Many corporations have implemented corporate codes of conduct. In many cases these codes of conduct were in response to changes in legislation affecting public companies in the wake of the Enron fraud of the early 2000s. The US Sarbanes-Oxley Act came into effect in 2002 and in Canada securities regulators adopted National Policy 58-201 in 2005. Both of these laws required that publicly traded companies adopt fraud prevention and conflict-of-interest management control regimes.
National Policy 58-201 contains a recommendation at section 3.8 that boards of publicly traded companies should adopt a code of conduct and ethics (i.e. “a code”).
The policy recommends that a code should address, stewardship of company assets, confidential information, conflicts of interest and ensuring that the individuals to whom it applies comply “with laws, rules and regulations” and “reporting of any illegal or unethical behaviour.” The recommended code is internally focused, referring to “directors, officers and employees of the issuer.” To a large extent the model code appears to address the financial interests investors, and to a lesser extent employees and managers of publicly traded companies.
Times have changed since 2005. What constitutes ethical corporate behaviour has expanded drastically since that time, as have the concepts of “corporate social responsibility”, “good governance” and what constitutes being a “good corporate citizen.” This change has been driven partially by legislation and partially by changes in public ideals.

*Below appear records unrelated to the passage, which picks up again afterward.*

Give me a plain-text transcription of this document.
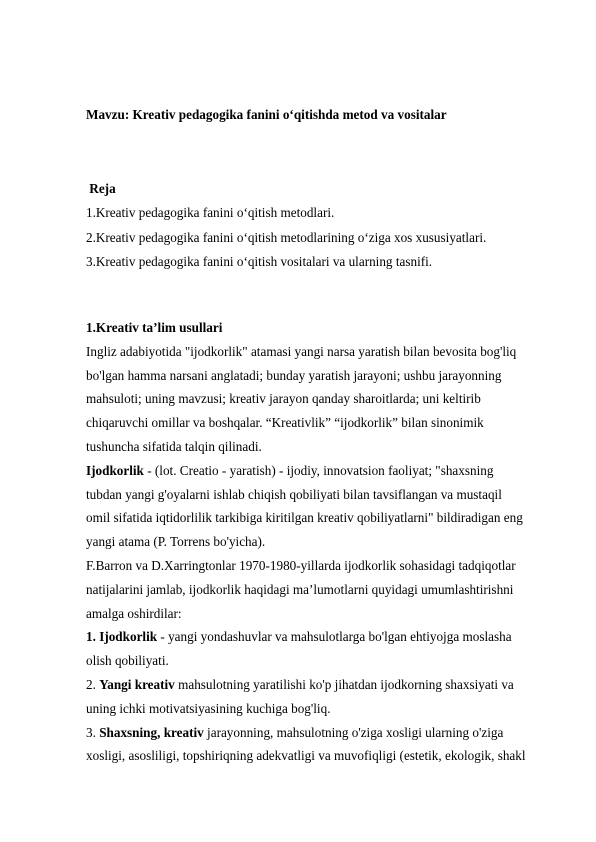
Mavzu: Kreativ pedagogika fanini o‘qitishda metod va vositalar
Reja
1.Kreativ pedagogika fanini o‘qitish metodlari.
2.Kreativ pedagogika fanini o‘qitish metodlarining o‘ziga xos xususiyatlari.
3.Kreativ pedagogika fanini o‘qitish vositalari va ularning tasnifi.
1.Kreativ ta’lim usullari
Ingliz adabiyotida "ijodkorlik" atamasi yangi narsa yaratish bilan bevosita bog'liq
bo'lgan hamma narsani anglatadi; bunday yaratish jarayoni; ushbu jarayonning
mahsuloti; uning mavzusi; kreativ jarayon qanday sharoitlarda; uni keltirib
chiqaruvchi omillar va boshqalar. “Kreativlik” “ijodkorlik” bilan sinonimik
tushuncha sifatida talqin qilinadi.
Ijodkorlik - (lot. Creatio - yaratish) - ijodiy, innovatsion faoliyat; "shaxsning
tubdan yangi g'oyalarni ishlab chiqish qobiliyati bilan tavsiflangan va mustaqil
omil sifatida iqtidorlilik tarkibiga kiritilgan kreativ qobiliyatlarni" bildiradigan eng
yangi atama (P. Torrens bo'yicha).
F.Barron va D.Xarringtonlar 1970-1980-yillarda ijodkorlik sohasidagi tadqiqotlar
natijalarini jamlab, ijodkorlik haqidagi ma’lumotlarni quyidagi umumlashtirishni
amalga oshirdilar:
1. Ijodkorlik - yangi yondashuvlar va mahsulotlarga bo'lgan ehtiyojga moslasha
olish qobiliyati.
2. Yangi kreativ mahsulotning yaratilishi ko'p jihatdan ijodkorning shaxsiyati va
uning ichki motivatsiyasining kuchiga bog'liq.
3. Shaxsning, kreativ jarayonning, mahsulotning o'ziga xosligi ularning o'ziga
xosligi, asosliligi, topshiriqning adekvatligi va muvofiqligi (estetik, ekologik, shakl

A brief examination of several corporate codes of conduct of Canadian publicly traded companies reveals that the codes address a much broader range of issues including diversity and equality, human rights, the environment, harassment and violence in the work place – and they have not dropped the original concepts of stewardship of assets, conflict of interest and financial controls found in the original template. Indeed compliance “with laws, rules and regulations” has expanded to include everything from anti-corruption legislation to environmental regulations.
What is more important from the perspective of enhanced due diligence is that these publicly traded companies implicitly or explicitly require suppliers, contractors and other third-parties with whom they do business to adopt the standards set out in their code.
If an organization expects its suppliers, contractors, etc. to conduct their affairs in ways that accord with the organization’s code of ethics, then it follows that the organization may wish to assess the third-party’s background in light of its code of conduct when commencing its business relationship and through its ongoing maintenance of that relationship. There is a significant amount of publicly available information that can assist a publicly traded company in performing that assessment. Much of it is relatively inexpensive to obtain.
Of course, the credibility of all of the information obtained in an enhanced due diligence exercise must be assessed and it must be contextualized. Further, legal advice with respect to contractual relationships and privacy legislation should be obtained prior to conducting any type of investigation.
Notwithstanding these caveats, enhanced due diligence and open source information gathering can be a useful way of identifying risks and assessing compliance in relation to corporate codes of conduct.